An issue of the English teachers' journal Changing English appears that is entirely devoted to him and his work. Simon, one of his colleagues at Walworth comprehensive school in south London, has unearthed the English syllabus that my father helped to devise in 1958. I read: "Whatever language the pupils possess, it is this which must be built on rather than driven underground. However narrow the experience of our pupils may be (and it is often wider than we think), it is this experience alone which has given their language meaning. The starting point for English work must be the ability to handle effectively their own experience. Oral work, written work and the discussion of literature must create an atmosphere in which the pupils become confident of the full acceptability of the material of their own experience. Only in this way can they advance to the next stage."
I am overcome with feelings of admiration, sadness, regret and anger. I start to scribble a letter to the editor of Changing English, Jane Miller. How did the Thatcher and Blair governments succeed so quickly to wipe out years of such thought, theory and practice? Did my father, my mother and everyone else struggling to figure out how to give every single child the right to speak, write and read not lay out these kinds of theories clearly enough?
Update: And it has been announced today that the new Children's Laureate is
Anthony Browne.
It's a great honour to be the Children's Laureate for 2009-11. I know all about the amazing things the five previous Laureates have done, and I'm in awe of their hard work. I hope to encourage more children to discover and love reading, but I would like people to think especially about picture books, and the reading of both pictures and words.

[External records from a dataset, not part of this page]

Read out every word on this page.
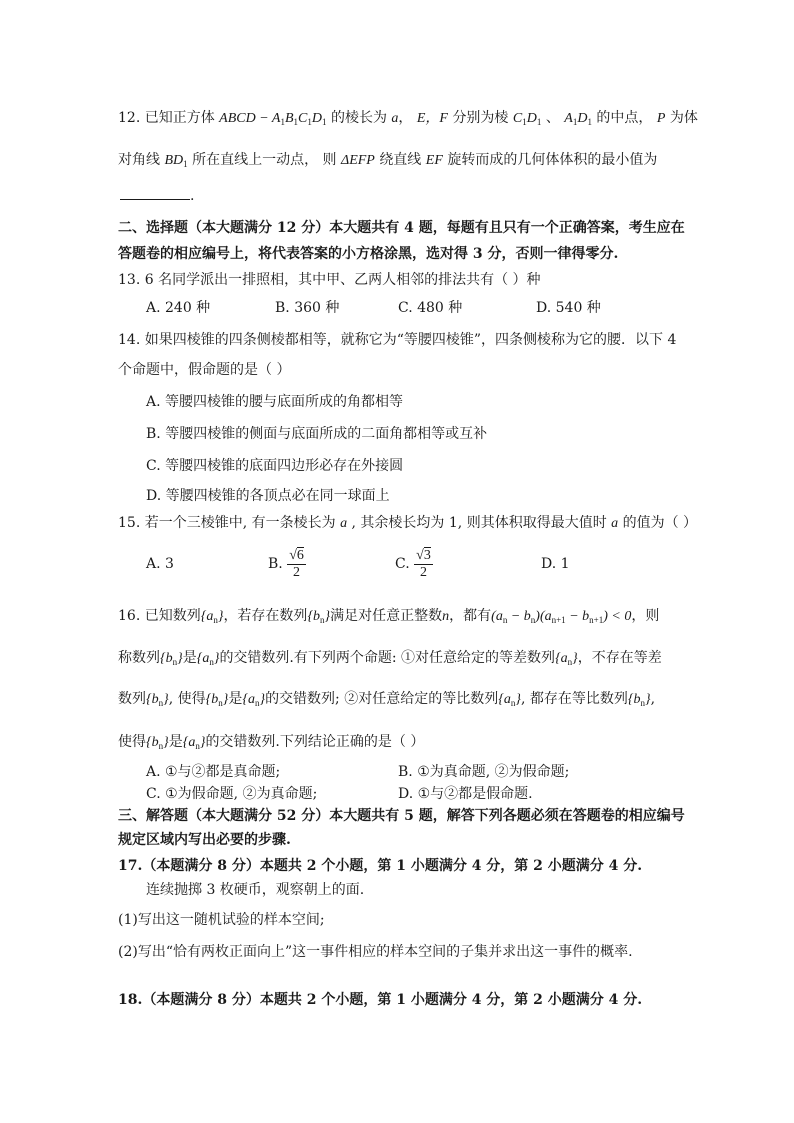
12. 已知正方体 ABCD − $A_1B_1C_1D_1$ 的棱长为 a， E，F 分别为棱 $C_1D_1$ 、 $A_1D_1$ 的中点， P 为体
对角线 $BD_1$ 所在直线上一动点， 则 ΔEFP 绕直线 EF 旋转而成的几何体体积的最小值为
.
二、选择题（本大题满分 12 分）本大题共有 4 题，每题有且只有一个正确答案，考生应在
答题卷的相应编号上，将代表答案的小方格涂黑，选对得 3 分，否则一律得零分.
13. 6 名同学派出一排照相，其中甲、乙两人相邻的排法共有（ ）种
A. 240 种	B. 360 种	C. 480 种	D. 540 种
14. 如果四棱锥的四条侧棱都相等，就称它为“等腰四棱锥”，四条侧棱称为它的腰．以下 4
个命题中，假命题的是（ ）
A. 等腰四棱锥的腰与底面所成的角都相等
B. 等腰四棱锥的侧面与底面所成的二面角都相等或互补
C. 等腰四棱锥的底面四边形必存在外接圆
D. 等腰四棱锥的各顶点必在同一球面上
15. 若一个三棱锥中, 有一条棱长为 a , 其余棱长均为 1, 则其体积取得最大值时 a 的值为（ ）
A. 3	B. $\frac{√6}{2}$	C. $\frac{√3}{2}$	D. 1
16. 已知数列$\{a_n\}$，若存在数列$\{b_n\}$满足对任意正整数n，都有$(a_n - b_n)(a_{n+1} - b_{n+1}) < 0$，则
称数列$\{b_n\}$是$\{a_n\}$的交错数列.有下列两个命题: ①对任意给定的等差数列$\{a_n\}$，不存在等差
数列$\{b_n\}$, 使得$\{b_n\}$是$\{a_n\}$的交错数列; ②对任意给定的等比数列$\{a_n\}$, 都存在等比数列$\{b_n\}$,
使得$\{b_n\}$是$\{a_n\}$的交错数列.下列结论正确的是（ ）
A. ①与②都是真命题;	B. ①为真命题, ②为假命题;
C. ①为假命题, ②为真命题;	D. ①与②都是假命题.
三、解答题（本大题满分 52 分）本大题共有 5 题，解答下列各题必须在答题卷的相应编号
规定区域内写出必要的步骤.
17.（本题满分 8 分）本题共 2 个小题，第 1 小题满分 4 分，第 2 小题满分 4 分.
连续抛掷 3 枚硬币，观察朝上的面.
(1)写出这一随机试验的样本空间;
(2)写出“恰有两枚正面向上”这一事件相应的样本空间的子集并求出这一事件的概率.
18.（本题满分 8 分）本题共 2 个小题，第 1 小题满分 4 分，第 2 小题满分 4 分.
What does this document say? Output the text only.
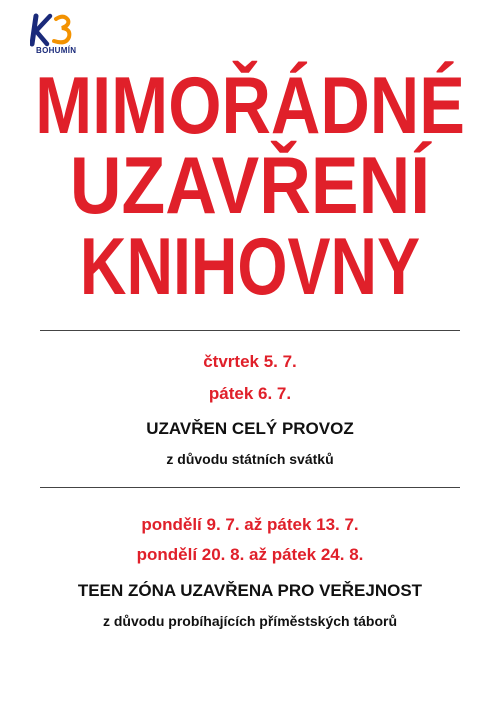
BOHUMÍN
MIMOŘÁDNÉ
UZAVŘENÍ
KNIHOVNY
čtvrtek 5. 7.
pátek 6. 7.
UZAVŘEN CELÝ PROVOZ
z důvodu státních svátků
pondělí 9. 7. až pátek 13. 7.
pondělí 20. 8. až pátek 24. 8.
TEEN ZÓNA UZAVŘENA PRO VEŘEJNOST
z důvodu probíhajících příměstských táborů
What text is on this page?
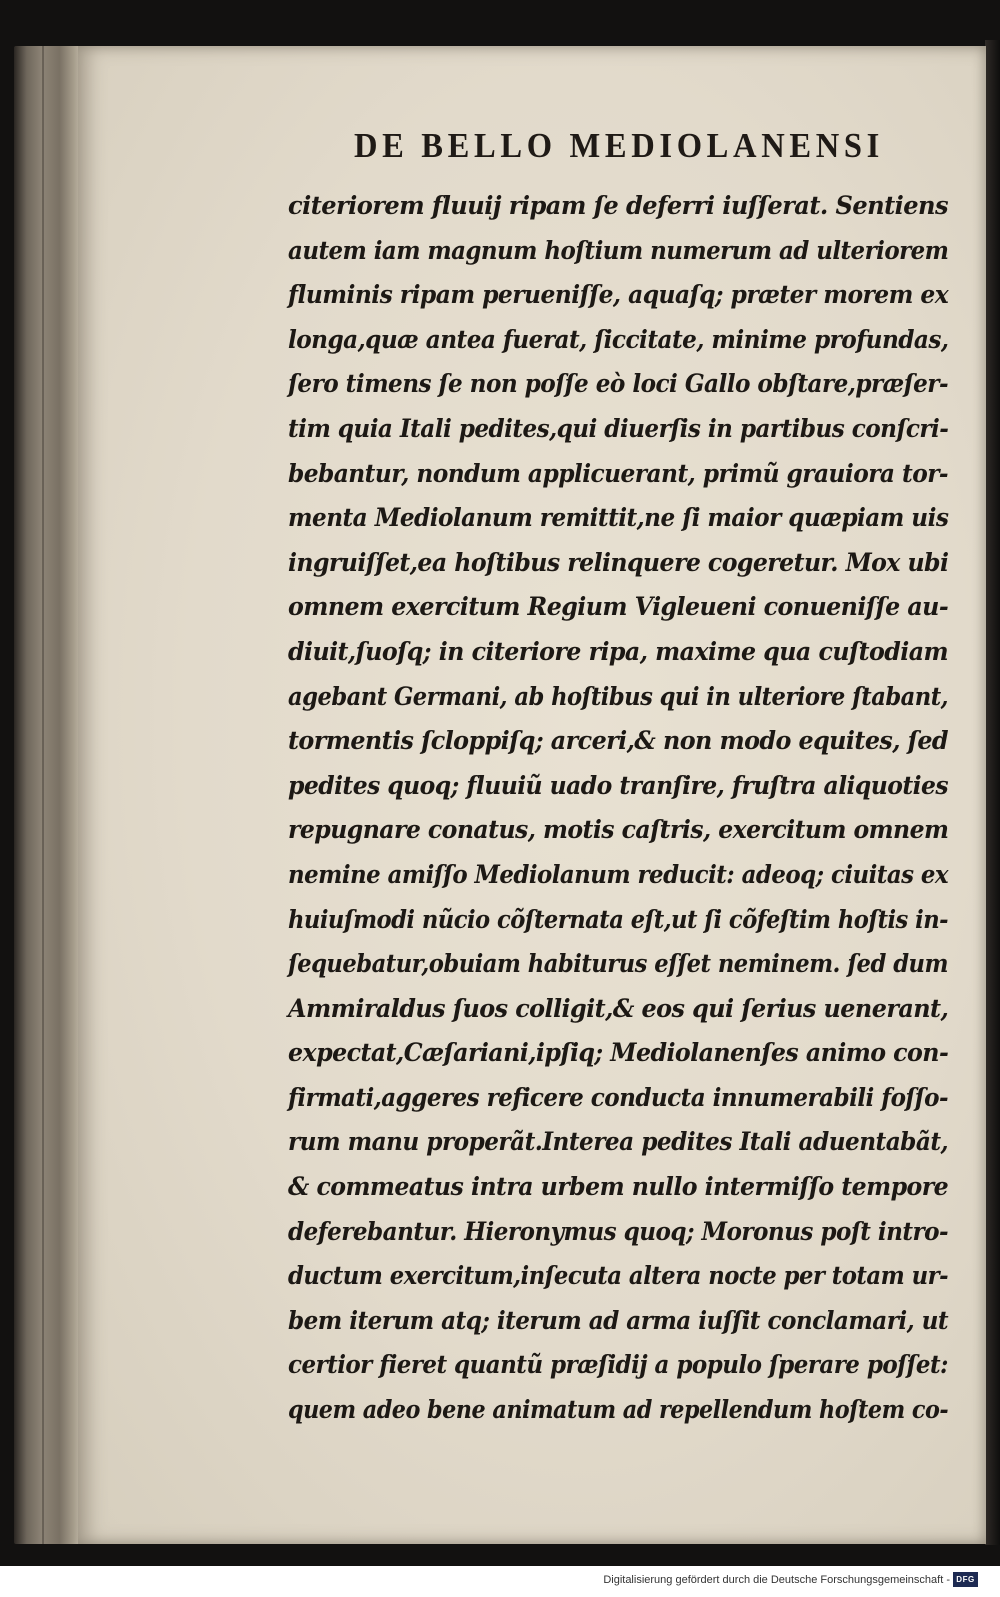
DE BELLO MEDIOLANENSI
citeriorem fluuij ripam ſe deferri iuſſerat. Sentiens
autem iam magnum hoſtium numerum ad ulteriorem
fluminis ripam perueniſſe, aquaſq; præter morem ex
longa,quæ antea fuerat, ſiccitate, minime profundas,
ſero timens ſe non poſſe eò loci Gallo obſtare,præſer-
tim quia Itali pedites,qui diuerſis in partibus conſcri-
bebantur, nondum applicuerant, primũ grauiora tor-
menta Mediolanum remittit,ne ſi maior quæpiam uis
ingruiſſet,ea hoſtibus relinquere cogeretur. Mox ubi
omnem exercitum Regium Vigleueni conueniſſe au-
diuit,ſuoſq; in citeriore ripa, maxime qua cuſtodiam
agebant Germani, ab hoſtibus qui in ulteriore ſtabant,
tormentis ſcloppiſq; arceri,& non modo equites, ſed
pedites quoq; fluuiũ uado tranſire, fruſtra aliquoties
repugnare conatus, motis caſtris, exercitum omnem
nemine amiſſo Mediolanum reducit: adeoq; ciuitas ex
huiuſmodi nũcio cõſternata eſt,ut ſi cõfeſtim hoſtis in-
ſequebatur,obuiam habiturus eſſet neminem. ſed dum
Ammiraldus ſuos colligit,& eos qui ſerius uenerant,
expectat,Cæſariani,ipſiq; Mediolanenſes animo con-
firmati,aggeres reficere conducta innumerabili foſſo-
rum manu properãt.Interea pedites Itali aduentabãt,
& commeatus intra urbem nullo intermiſſo tempore
deferebantur. Hieronymus quoq; Moronus poſt intro-
ductum exercitum,inſecuta altera nocte per totam ur-
bem iterum atq; iterum ad arma iuſſit conclamari, ut
certior fieret quantũ præſidij a populo ſperare poſſet:
quem adeo bene animatum ad repellendum hoſtem co-
Digitalisierung gefördert durch die Deutsche Forschungsgemeinschaft - DFG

I believe picture books are for everybody at any age, not books to be left behind as we grow older. What excites me about them is how often the pictures can tell us so much more than the words. I like the way they can reveal clues as to what a character is thinking or feeling. Picture books are special – they're not like anything else. Sometimes I hear parents encouraging their children to read what they call "proper books" (books without pictures), at an earlier and earlier age. This makes me sad, as picture books are perfect for sharing, and not just with the youngest children. We have in Britain some of the best picture book makers in the world, and I want to see their books appreciated for what they are – works of art.